Essas transformações econômicas foram acompanhadas, de acordo com Moulian, por novos focos e experiências de participação social: comandos comunais e cordões industriais, organizações para fomentar a participação dos trabalhadores e das trabalhadores no que dizia respeito ao território e à produção, assim como a formação de conselhos para controlar o abastecimento de alimentos para a população, diante de uma situação de boicote orquestrada pela direita chilena com a conivência do Departamento de Estado dos EUA, são uma mostra do enorme protagonismo da classe trabalhadora em defesa e apoio ativo do processo da Unidade Popular. 

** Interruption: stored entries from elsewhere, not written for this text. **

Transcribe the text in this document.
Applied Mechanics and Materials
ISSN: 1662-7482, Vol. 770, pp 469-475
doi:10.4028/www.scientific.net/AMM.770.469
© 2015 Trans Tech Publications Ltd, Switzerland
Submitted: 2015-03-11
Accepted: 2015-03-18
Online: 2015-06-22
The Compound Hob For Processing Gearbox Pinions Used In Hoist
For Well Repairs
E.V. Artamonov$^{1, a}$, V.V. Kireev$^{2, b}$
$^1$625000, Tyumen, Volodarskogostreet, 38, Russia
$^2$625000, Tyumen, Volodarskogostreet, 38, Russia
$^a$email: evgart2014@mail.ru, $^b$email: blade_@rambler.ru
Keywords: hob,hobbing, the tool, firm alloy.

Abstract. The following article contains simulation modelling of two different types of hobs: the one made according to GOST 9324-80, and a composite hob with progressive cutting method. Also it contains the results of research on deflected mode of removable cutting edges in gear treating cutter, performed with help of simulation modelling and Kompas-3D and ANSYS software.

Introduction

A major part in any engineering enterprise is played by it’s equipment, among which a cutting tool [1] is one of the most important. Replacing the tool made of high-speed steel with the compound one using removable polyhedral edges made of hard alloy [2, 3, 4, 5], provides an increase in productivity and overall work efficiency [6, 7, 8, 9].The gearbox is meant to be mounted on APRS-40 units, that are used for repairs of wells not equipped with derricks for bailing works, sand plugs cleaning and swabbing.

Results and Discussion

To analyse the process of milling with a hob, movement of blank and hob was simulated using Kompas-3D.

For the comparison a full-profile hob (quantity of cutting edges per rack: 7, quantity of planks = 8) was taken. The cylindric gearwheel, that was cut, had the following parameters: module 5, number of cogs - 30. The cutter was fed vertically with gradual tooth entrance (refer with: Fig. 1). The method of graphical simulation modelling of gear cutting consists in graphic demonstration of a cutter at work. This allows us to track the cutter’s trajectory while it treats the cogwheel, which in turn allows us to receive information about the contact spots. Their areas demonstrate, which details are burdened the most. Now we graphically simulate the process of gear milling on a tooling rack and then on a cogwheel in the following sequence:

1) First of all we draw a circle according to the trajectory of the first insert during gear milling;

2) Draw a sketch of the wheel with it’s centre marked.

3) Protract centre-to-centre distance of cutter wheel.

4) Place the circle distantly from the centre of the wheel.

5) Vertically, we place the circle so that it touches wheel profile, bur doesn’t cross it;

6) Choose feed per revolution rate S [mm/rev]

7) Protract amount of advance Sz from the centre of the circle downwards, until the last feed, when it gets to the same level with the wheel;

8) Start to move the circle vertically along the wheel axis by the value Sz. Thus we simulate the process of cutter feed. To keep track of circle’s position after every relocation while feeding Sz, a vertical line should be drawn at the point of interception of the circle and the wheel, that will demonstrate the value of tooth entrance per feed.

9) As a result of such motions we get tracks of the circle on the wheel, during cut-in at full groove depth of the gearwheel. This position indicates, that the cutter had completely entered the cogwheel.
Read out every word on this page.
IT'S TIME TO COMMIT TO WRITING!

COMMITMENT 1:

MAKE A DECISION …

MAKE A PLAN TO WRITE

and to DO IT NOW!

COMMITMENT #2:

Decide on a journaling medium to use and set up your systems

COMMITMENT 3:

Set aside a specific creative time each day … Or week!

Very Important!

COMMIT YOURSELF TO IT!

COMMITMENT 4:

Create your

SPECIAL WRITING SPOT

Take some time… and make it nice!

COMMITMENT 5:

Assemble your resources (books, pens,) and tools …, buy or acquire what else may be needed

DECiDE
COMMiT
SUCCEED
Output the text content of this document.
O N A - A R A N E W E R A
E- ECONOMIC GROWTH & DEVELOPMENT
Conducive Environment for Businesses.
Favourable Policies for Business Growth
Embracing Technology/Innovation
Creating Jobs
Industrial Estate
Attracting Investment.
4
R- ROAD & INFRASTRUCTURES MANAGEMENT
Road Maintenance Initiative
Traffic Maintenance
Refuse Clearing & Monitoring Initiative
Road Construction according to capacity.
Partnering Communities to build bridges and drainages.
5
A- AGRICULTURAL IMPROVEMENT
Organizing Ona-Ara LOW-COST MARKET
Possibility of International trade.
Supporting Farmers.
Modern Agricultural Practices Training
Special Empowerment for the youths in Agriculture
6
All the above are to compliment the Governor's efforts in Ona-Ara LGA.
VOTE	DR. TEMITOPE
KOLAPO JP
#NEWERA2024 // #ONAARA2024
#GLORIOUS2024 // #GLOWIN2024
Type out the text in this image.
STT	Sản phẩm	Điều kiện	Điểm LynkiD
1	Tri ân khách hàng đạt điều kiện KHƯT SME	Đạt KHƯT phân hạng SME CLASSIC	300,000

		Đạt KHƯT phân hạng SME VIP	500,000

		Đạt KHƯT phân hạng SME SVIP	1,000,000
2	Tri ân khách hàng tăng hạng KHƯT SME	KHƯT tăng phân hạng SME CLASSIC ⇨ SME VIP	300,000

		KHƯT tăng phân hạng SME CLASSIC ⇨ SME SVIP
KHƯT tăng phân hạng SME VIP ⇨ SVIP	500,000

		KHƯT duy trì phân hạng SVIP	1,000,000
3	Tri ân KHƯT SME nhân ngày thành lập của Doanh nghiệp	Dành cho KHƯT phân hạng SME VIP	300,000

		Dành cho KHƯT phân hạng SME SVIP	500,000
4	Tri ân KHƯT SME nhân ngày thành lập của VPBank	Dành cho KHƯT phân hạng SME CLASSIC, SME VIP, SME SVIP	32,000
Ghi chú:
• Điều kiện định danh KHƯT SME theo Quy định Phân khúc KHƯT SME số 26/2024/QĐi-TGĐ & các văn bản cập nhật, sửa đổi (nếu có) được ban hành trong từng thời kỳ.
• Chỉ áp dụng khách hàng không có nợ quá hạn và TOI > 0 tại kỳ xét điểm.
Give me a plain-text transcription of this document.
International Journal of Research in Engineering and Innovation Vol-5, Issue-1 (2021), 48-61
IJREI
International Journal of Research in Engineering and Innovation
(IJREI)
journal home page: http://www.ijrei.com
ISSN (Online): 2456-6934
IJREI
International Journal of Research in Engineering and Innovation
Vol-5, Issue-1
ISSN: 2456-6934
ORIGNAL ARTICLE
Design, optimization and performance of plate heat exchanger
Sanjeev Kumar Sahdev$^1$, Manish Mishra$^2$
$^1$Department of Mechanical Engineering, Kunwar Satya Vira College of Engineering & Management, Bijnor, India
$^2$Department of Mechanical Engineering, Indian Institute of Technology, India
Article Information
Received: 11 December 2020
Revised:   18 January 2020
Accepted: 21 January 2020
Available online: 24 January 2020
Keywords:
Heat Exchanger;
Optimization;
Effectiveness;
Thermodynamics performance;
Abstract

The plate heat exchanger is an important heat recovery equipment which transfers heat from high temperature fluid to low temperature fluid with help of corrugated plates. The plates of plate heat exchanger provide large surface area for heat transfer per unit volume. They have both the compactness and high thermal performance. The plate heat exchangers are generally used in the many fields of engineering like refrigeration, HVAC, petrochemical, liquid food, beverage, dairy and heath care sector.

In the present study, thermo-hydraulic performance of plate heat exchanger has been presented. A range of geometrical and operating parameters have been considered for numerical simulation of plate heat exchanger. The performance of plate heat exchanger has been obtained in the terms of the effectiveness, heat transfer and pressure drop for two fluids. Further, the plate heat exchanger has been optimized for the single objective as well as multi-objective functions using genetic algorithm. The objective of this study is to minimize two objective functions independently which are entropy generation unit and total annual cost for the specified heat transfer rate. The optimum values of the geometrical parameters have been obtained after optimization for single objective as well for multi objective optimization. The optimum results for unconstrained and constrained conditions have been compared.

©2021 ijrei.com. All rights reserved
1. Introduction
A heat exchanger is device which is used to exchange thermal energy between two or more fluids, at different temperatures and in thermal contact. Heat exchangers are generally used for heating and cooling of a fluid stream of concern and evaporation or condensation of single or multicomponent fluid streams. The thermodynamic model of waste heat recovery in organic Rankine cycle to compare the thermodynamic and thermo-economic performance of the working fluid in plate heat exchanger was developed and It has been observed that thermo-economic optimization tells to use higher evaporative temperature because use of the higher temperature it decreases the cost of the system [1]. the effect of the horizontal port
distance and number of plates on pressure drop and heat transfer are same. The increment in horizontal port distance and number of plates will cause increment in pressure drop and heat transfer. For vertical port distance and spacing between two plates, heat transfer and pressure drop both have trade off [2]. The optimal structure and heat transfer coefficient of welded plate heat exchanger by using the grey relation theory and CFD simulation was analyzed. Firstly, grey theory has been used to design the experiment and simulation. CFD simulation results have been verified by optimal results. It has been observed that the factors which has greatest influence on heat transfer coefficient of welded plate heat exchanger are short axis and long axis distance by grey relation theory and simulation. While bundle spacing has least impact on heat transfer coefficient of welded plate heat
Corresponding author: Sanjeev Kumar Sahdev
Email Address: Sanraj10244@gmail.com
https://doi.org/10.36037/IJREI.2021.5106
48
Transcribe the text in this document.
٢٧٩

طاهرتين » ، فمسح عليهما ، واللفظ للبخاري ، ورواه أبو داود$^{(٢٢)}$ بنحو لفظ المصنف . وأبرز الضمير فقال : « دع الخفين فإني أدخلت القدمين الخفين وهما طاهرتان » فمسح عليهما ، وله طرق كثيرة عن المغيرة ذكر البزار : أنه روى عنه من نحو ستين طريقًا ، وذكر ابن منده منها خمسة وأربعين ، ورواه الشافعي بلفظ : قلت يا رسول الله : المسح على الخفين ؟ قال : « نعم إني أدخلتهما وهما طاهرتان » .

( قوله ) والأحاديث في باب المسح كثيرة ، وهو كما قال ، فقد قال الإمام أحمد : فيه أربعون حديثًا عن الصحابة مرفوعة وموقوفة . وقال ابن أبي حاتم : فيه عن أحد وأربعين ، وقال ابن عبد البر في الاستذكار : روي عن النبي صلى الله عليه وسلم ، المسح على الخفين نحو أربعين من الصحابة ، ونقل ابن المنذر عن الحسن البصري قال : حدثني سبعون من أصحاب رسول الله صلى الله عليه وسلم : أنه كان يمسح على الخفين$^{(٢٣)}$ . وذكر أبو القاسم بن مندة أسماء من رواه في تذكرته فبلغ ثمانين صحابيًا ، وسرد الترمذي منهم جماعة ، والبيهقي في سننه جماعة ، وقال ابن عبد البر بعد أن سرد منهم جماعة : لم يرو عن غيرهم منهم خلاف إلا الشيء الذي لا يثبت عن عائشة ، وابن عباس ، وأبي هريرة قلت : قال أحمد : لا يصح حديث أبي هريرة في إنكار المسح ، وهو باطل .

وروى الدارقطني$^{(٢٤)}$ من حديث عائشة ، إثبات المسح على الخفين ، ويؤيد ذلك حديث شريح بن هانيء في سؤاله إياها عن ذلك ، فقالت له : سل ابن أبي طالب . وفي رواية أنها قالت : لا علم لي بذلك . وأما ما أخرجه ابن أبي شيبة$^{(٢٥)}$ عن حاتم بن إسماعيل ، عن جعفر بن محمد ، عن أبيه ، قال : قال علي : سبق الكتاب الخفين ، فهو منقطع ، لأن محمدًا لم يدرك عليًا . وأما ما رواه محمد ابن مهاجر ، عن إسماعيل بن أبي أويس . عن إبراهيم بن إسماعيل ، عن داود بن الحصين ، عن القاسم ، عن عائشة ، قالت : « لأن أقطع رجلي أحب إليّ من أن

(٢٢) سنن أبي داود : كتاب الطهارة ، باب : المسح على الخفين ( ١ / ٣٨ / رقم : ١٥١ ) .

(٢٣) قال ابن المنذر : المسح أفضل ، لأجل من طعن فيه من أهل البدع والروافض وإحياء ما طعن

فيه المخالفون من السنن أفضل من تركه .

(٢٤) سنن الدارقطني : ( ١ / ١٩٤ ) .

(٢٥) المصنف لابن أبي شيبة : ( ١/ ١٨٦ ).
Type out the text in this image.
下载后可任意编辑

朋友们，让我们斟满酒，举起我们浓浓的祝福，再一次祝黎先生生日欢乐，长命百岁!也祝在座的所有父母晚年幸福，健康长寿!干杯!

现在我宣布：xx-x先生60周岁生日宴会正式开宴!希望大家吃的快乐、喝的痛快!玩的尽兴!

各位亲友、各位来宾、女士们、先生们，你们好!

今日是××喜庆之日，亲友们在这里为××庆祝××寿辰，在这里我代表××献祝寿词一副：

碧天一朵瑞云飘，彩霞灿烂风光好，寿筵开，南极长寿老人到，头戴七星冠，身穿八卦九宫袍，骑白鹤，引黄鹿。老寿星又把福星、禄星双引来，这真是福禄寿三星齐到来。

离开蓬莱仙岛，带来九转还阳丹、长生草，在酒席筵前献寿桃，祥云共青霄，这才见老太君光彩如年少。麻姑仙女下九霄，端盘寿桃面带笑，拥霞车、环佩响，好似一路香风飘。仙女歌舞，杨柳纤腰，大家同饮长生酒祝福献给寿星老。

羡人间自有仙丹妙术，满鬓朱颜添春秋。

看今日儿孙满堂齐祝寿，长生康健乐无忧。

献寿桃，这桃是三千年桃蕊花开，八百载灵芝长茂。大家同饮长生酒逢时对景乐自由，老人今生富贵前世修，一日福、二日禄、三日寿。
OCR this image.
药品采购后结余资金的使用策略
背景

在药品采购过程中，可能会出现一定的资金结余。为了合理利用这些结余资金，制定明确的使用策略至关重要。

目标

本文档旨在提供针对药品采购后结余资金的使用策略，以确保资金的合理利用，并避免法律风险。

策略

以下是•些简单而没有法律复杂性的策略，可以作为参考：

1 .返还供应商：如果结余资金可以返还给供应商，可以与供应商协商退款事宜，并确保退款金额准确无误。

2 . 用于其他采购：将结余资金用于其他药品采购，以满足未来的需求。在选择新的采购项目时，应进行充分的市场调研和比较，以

Marian Schlotterbeck afirma que o período 1970-1973 é, então, um período de condensação da esquerda chilena, mas é também um momento de revolução cotidiana, que mostra como se ultrapassam constantemente os limites da institucionalidade liberal-burguesa. É possível construir o socialismo sob estas condições institucionais? Sobre isto, Felipe Lagos-Rojas e Julián Pinto afirmam que o processo da Unidade Popular deve ser compreendido como “uma vontade sociopolítica transversal onde a transição para o socialismo estará marcada pelas tensões em torno a esse objetivo, mas com primazia da hipótese gradualista sobre a rupturista”. Esse objetivo final era uma construção resultante da criação cotidiana e autônoma, assim como das tensões internas no bloco social revolucionário. 

IV.

O golpe de estado do 11 de setembro encerrou a “via chilena para o socialismo”, esse projeto sem precedentes na história das esquerdas. O que veio a seguir é conhecido: um banho de sangue para reestruturar a sociedade, privá-la de seus setores sociais mais dinâmicos, destruir todos os vestígios possíveis de autonomia nacional para subjugar os países aos ditames do capital financeiro. O modelo neoliberal foi imposto nestas latitudes com sangue e fogo. As bombas no Palácio de La Moneda e a morte de Allende foram o prelúdio da violência do capital contra um país inteiro.

Esse foi o modelo que explodiu pelos ares recentemente, a partir das mobilizações de 2019 e 2020, e é a partir dessas coordenadas históricas que repensamos o projeto da Unidade Popular. O cenário – como em todo o continente – se mostra aberto e os tempos que virão parecem ser mais sombrios do que tranquilos para os setores populares. E, no entanto, a voz incandescente de Salvador Allende e os sonhos da Unidade Popular seguem ressoando, firmes: a convicção de que devemos deixar de falar da pobreza para começar a questionar a riqueza, e que é necessário apostar no poder popular e na política de massas para comover o mundo. Nos ensina que a democracia burguesa às vezes pouco tem de democracia, mas que é necessário disputá-la para conseguir avanços palpáveis, embora sem nunca perder o horizonte de máxima. E que não há processo social que possa ser detido pela força. 

Que este 11 de setembro sirva para fazer um balanço das derrotas passadas e nos dê ferramentas para pensar as lutas do presente, fundamentais para a práxis transformadora, as bases das vitórias que virão. A tarefa que Allende nos deixou, a de abrir as grandes alamedas, continua aí, interpelando-nos. Tudo está por construir.